She cannot read. This is her own private truth. Because of it, she must lead a double life: the fact of it saturates every molecule of her being, defines her to herself, always and forever, but nobody else knows. Not her friends, not her colleagues, not her family – certainly not her family. She has kept it from all of them, felt herself brimming with the secret of it her whole life. (p.76)
She cannot read. She cannot do that thing that other people find so artlessly easy: to see the arrangements of inked shapes on a page and alchemize them into meaning. She can create letters, she can form them with the nib of a pen or the lead of a pencil, but she cannot get them to line up in the right order, in a sequence that anyone else could understand. She can hold words in her head – she hoards them there – she can spin sentences, paragraphs, whole books in her mind; she can stack up words inside herself but she cannot get these words down her arm, through her fingers and out onto a page. She suspects that, as a baby, she crossed paths with a sorcerer who was in a bad mood that day and, on seeing her, on passing her pram, decided to suck this magical ability from her, to leave her cast out, washed up on the shores of illiteracy and ignorance, cursed forever. (p. 80)
The passages above are from a book called Instructions for a Heatwave, and refer to a character named Aoife who never learnt to read at school. Letters jump at her when she looks at a page, and after years of frustration, she leaves school without completing any of her subjects, and unable to read simple texts. When we meet her, she is working as a photographer’s assistant in America. While at work, whenever she receives a contract or any other document she must process, she puts the pieces of paper in a blue file folder. By now, the file is overflowing with things that need attending.
Because she cannot read the labels on the boxes of equipment in the studio, she memorises the location of every tiny item in the studio so that nobody guesses her secret. I don’t know what happens to Aoife as I’m not done the book, but I can sympathize with her. I have (like many other readers I’m sure) had the experience of travelling and being unable to read the local language. Such moments can leave you feeling diminished, unintelligent, and embarrassed. They can impact how you feel about yourself. You can become reluctant to speak for fear of making grammatical mistakes, and overwhelmed figuring out key things such as where you are, and how the transit system operates. Struggling with basics means it is harder to tackle more complicated topics such as learning about current events and debates with different levels of government.
If the experience of being unable to understand your local environment is frustrating even in short term doses, it is difficult to imagine how frustrating that must be if that is your long term reality.

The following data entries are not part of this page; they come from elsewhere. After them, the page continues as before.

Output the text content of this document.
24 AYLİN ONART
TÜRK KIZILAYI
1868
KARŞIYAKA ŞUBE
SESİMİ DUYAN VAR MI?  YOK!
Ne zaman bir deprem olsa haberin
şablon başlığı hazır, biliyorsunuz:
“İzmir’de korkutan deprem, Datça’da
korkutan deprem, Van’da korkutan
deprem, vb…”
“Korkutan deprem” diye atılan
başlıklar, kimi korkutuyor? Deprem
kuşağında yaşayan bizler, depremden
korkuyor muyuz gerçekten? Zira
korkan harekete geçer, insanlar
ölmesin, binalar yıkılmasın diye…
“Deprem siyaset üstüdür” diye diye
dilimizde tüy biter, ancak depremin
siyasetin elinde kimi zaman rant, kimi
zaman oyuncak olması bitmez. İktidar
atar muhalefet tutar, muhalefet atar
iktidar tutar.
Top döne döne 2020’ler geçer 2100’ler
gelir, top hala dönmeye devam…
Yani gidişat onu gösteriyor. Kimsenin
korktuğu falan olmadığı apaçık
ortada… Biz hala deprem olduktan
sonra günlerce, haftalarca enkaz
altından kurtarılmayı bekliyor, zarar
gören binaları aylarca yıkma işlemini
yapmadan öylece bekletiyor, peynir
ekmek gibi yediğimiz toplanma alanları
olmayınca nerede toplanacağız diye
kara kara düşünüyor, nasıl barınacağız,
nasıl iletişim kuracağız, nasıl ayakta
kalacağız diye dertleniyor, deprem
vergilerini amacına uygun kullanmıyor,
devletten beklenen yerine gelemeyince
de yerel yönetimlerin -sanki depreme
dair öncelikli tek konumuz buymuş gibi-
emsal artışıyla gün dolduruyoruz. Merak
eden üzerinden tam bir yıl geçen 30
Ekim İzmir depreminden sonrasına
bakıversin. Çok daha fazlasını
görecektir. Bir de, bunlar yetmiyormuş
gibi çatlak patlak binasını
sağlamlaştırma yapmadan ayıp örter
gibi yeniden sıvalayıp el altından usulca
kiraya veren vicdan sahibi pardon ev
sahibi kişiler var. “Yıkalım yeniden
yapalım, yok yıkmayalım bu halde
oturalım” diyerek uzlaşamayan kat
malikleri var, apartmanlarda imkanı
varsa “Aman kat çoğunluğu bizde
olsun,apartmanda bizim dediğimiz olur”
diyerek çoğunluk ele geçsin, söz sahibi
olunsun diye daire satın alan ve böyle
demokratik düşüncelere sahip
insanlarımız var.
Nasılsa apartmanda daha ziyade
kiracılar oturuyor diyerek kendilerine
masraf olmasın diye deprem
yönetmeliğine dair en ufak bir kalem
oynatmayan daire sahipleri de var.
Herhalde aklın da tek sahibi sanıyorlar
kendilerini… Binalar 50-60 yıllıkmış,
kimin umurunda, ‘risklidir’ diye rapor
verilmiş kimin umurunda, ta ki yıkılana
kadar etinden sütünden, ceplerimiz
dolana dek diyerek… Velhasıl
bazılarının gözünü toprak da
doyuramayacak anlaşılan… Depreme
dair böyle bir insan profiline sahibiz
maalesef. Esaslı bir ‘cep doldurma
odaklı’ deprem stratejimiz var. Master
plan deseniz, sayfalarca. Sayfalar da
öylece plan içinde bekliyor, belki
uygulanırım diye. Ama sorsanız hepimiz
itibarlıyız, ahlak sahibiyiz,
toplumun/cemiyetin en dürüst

And in fact, even at home, there are so many people who struggle with low literacy every day.
In Canada, “four of ten adult Canadians, age 16 to 65 – representing 9 million Canadians – struggle with low literacy. They fall below level 3 (high school completion) on the prose literacy scale.” 27% of those 9 million Canadians struggle with simple reading tasks. (ABC Life Literacy Canada). This has multiple social impacts, from employment prospects to health impacts to civic engagement.
I currently work with a nonprofit that supports social programs in the city, and seeks to (among other goals) target the root causes of poverty in order to create systemic sustainable change. Thinking about illiteracy this evening though, I can’t help thinking that while there are important contributions to make on a systemic level, we cannot lose sight of the contributions that are needed on an individual basis as well. There are organisations that need tutors, there are libraries that need books, there are people who need someone to help them gain the confidence to read out loud and to practice their writing.
There is so much to do! My last post was about loving words, today, I am realising that each love, each gift that one is given necessitates sharing, and serving others in a way that is of benefit.